Rezension zu Anders helfen
Einfälle. Die Zeitschrift des Deutschen Epilepsievereinigung e.V. Nr. 107, 3. Quartal 2008
Rezension von Beatrix Romm
»Die Gruppe kann mehr als der einzelne«
Ein engagiertes Plädoyer für die Arbeit mit Selbsthilfegruppen
Selbsthilfegruppen gibt es heute zu allen möglichen Themen und
Problemen. Von den Anonymen Alkoholikern bis zu den Weight Watchers
ist es ebenso wie für die Betroffenen chronischer Erkrankungen
selbstverständlich, sich in Selbsthilfegruppen zu organisieren, um
gemeinsam die eigenen Probleme zu lösen. Für fast alles kann man
Gleichgesinnte treffen, wichtig ist dabei vor allem: Dass einem
jemand zuhört, dass man sich in der Gruppe angenommen und wohl
fühlt und dass es einem weiterhilft.
Um die Qualität der Gruppenarbeit zu verbessern, sollten jedoch
Fachleute stärker mit den Betroffenen zusammenarbeiten, so der
Ansatz des Psychoanalytikers und Professors für seelische
Gesundheit Michael Lukas Moeller. Unter dem Titel »Anders helfen«
begründet er in seinem Buch die Notwendigkeit der Zusammenarbeit
von Selbsthilfegruppen und professionellen Beratern und
Therapeuten. Er richtet sich dabei in erster Linie an Fachleute, um
sie zur Zusammenarbeit mit Selbsthilfegruppen zu motivieren.
Auch für Laien ist es interessant nachzulesen, wie die Arbeit der
Selbsthilfegruppen funktioniert, welche Vorteile die Mitarbeit in
einer Selbsthilfegruppe bietet und wie Heilungsprozesse und
Problemlösungen durch die gegenseitige menschliche Zuwendung
positiv beeinflusst werden. Die Bedeutung der selbst organisierten
Gesprächsgruppen liegt nach Meinung des Autors vor allem darin,
dass die bei der professionellen Betreuung vernachlässigte
seelische und psychosoziale Dimension der Erkrankungen mit
berücksichtigt und in den Vordergrund gestellt wird, was sich
besonders positiv im Bereich der Vorsorge auswirkt: »Nach neuesten
sozialmedizinischen Untersuchungen sind die am stärksten
zunehmenden Todesursachen bei uns Erkrankungen, die psychosozial,
das heißt durch die Auswirkung jahrzehntelangen Fehlverhaltens und
chronischer Belastungssituationen, bedingt sind.
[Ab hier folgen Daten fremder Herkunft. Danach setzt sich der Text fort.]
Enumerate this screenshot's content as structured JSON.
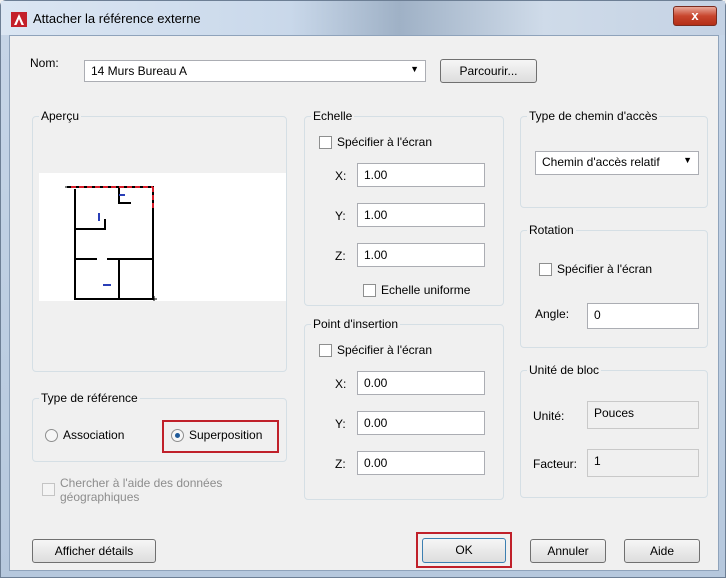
{
  "window": {
    "title": "Attacher la référence externe",
    "close_label": "x"
  },
  "name_row": {
    "label": "Nom:",
    "value": "14 Murs Bureau A",
    "browse_label": "Parcourir..."
  },
  "preview": {
    "title": "Aperçu"
  },
  "reference_type": {
    "title": "Type de référence",
    "options": [
      "Association",
      "Superposition"
    ],
    "selected": "Superposition"
  },
  "geo": {
    "line1": "Chercher à l'aide des données",
    "line2": "géographiques"
  },
  "scale": {
    "title": "Echelle",
    "specify_label": "Spécifier à l'écran",
    "x_label": "X:",
    "x_value": "1.00",
    "y_label": "Y:",
    "y_value": "1.00",
    "z_label": "Z:",
    "z_value": "1.00",
    "uniform_label": "Echelle uniforme"
  },
  "insertion": {
    "title": "Point d'insertion",
    "specify_label": "Spécifier à l'écran",
    "x_label": "X:",
    "x_value": "0.00",
    "y_label": "Y:",
    "y_value": "0.00",
    "z_label": "Z:",
    "z_value": "0.00"
  },
  "path_type": {
    "title": "Type de chemin d'accès",
    "value": "Chemin d'accès relatif"
  },
  "rotation": {
    "title": "Rotation",
    "specify_label": "Spécifier à l'écran",
    "angle_label": "Angle:",
    "angle_value": "0"
  },
  "block_unit": {
    "title": "Unité de bloc",
    "unit_label": "Unité:",
    "unit_value": "Pouces",
    "factor_label": "Facteur:",
    "factor_value": "1"
  },
  "buttons": {
    "details": "Afficher détails",
    "ok": "OK",
    "cancel": "Annuler",
    "help": "Aide"
  },
  "colors": {
    "highlight": "#c0202a",
    "title_bar": "#c9d8ea",
    "dialog_bg": "#f0f0f0"
  }
}
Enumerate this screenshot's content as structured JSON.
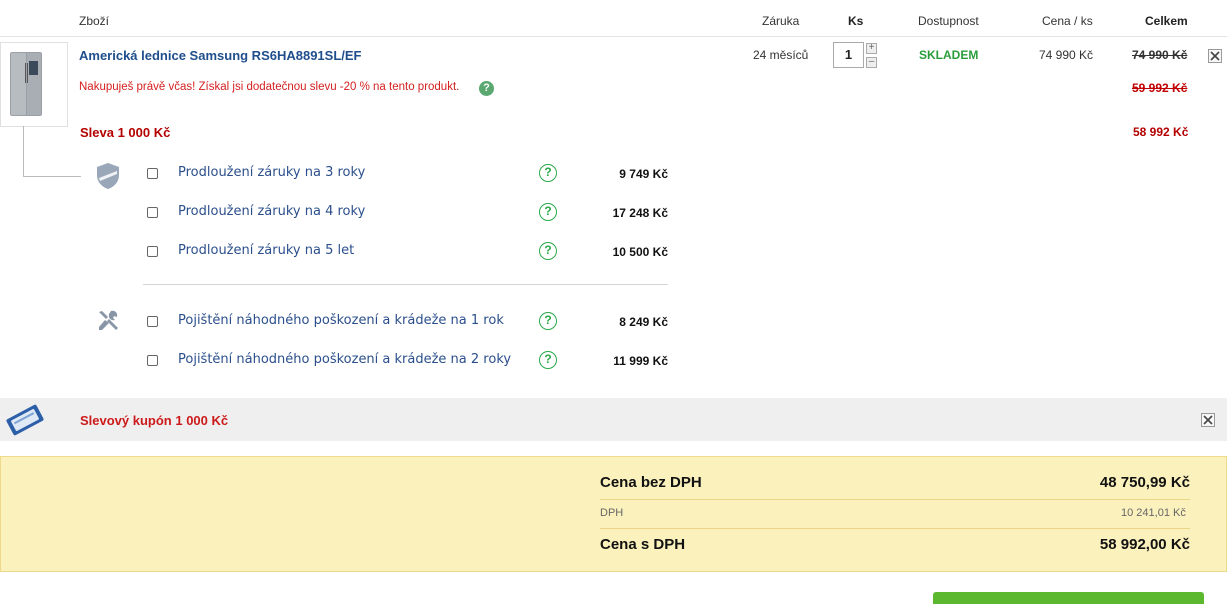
{
  "table_header": {
    "product": "Zboží",
    "warranty": "Záruka",
    "qty": "Ks",
    "availability": "Dostupnost",
    "unit_price": "Cena / ks",
    "total": "Celkem"
  },
  "product": {
    "title": "Americká lednice Samsung RS6HA8891SL/EF",
    "warranty": "24 měsíců",
    "qty": "1",
    "availability": "SKLADEM",
    "unit_price": "74 990 Kč",
    "total_original": "74 990 Kč",
    "promo_text": "Nakupuješ právě včas! Získal jsi dodatečnou slevu -20 % na tento produkt.",
    "promo_price": "59 992 Kč",
    "discount_label": "Sleva 1 000 Kč",
    "final_price": "58 992 Kč"
  },
  "warranty_options": [
    {
      "label": "Prodloužení záruky na 3 roky",
      "price": "9 749 Kč"
    },
    {
      "label": "Prodloužení záruky na 4 roky",
      "price": "17 248 Kč"
    },
    {
      "label": "Prodloužení záruky na 5 let",
      "price": "10 500 Kč"
    }
  ],
  "insurance_options": [
    {
      "label": "Pojištění náhodného poškození a krádeže na 1 rok",
      "price": "8 249 Kč"
    },
    {
      "label": "Pojištění náhodného poškození a krádeže na 2 roky",
      "price": "11 999 Kč"
    }
  ],
  "coupon": {
    "label": "Slevový kupón 1 000 Kč"
  },
  "summary": {
    "without_vat_label": "Cena bez DPH",
    "without_vat_value": "48 750,99 Kč",
    "vat_label": "DPH",
    "vat_value": "10 241,01 Kč",
    "with_vat_label": "Cena s DPH",
    "with_vat_value": "58 992,00 Kč"
  },
  "colors": {
    "link_blue": "#1f4e8c",
    "stock_green": "#2a9d3b",
    "discount_red": "#b30000",
    "summary_bg": "#fbf1bd",
    "cta_green": "#5cb92f"
  }
}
Unbestritten ist,
dass Selbsthilfegruppen durch Konfliktbearbeitung,
Wahrnehmungsschärfung, Verhaltensänderung und Situationsgestaltung
bei den Ursachen ansetzen und vorbeugend wirken können.« (Zitat aus
»Anders helfen«, S. 10)
Mit dem Buch sollen Angehörige der sozialen Berufe und die
jeweiligen Betroffenen angesprochen werden. Anhand von Beispielen
gelungener oder auch nicht geglückter Gruppenarbeit werden die
Chancen, aber auch die Grenzen der Selbsthilfe aufgezeigt. Dadurch
wird deutlich, dass die Mitarbeit der Fachleute beide Seiten
bereichern kann.
Ein Ziel des Buches ist es, die besten inneren und äußeren
Bedingungen für die Entwicklung eigenständiger Gesprächsgruppen
auszuloten.
Für alle Nichtfachleute ist das Buch allerdings nur eingeschränkt
geeignet, sind die dargelegten Gruppenprozesse doch zu detailliert
und mit zuviel professionellem Anspruch analysiert und geschildert,
um auch für Laien von Interesse zu sein. Für Profis allerdings ist
es ein engagiertes Plädoyer dafür, neue Wege zu suchen, um gegen
die »Hilflosigkeit der Helfer« anzugehen.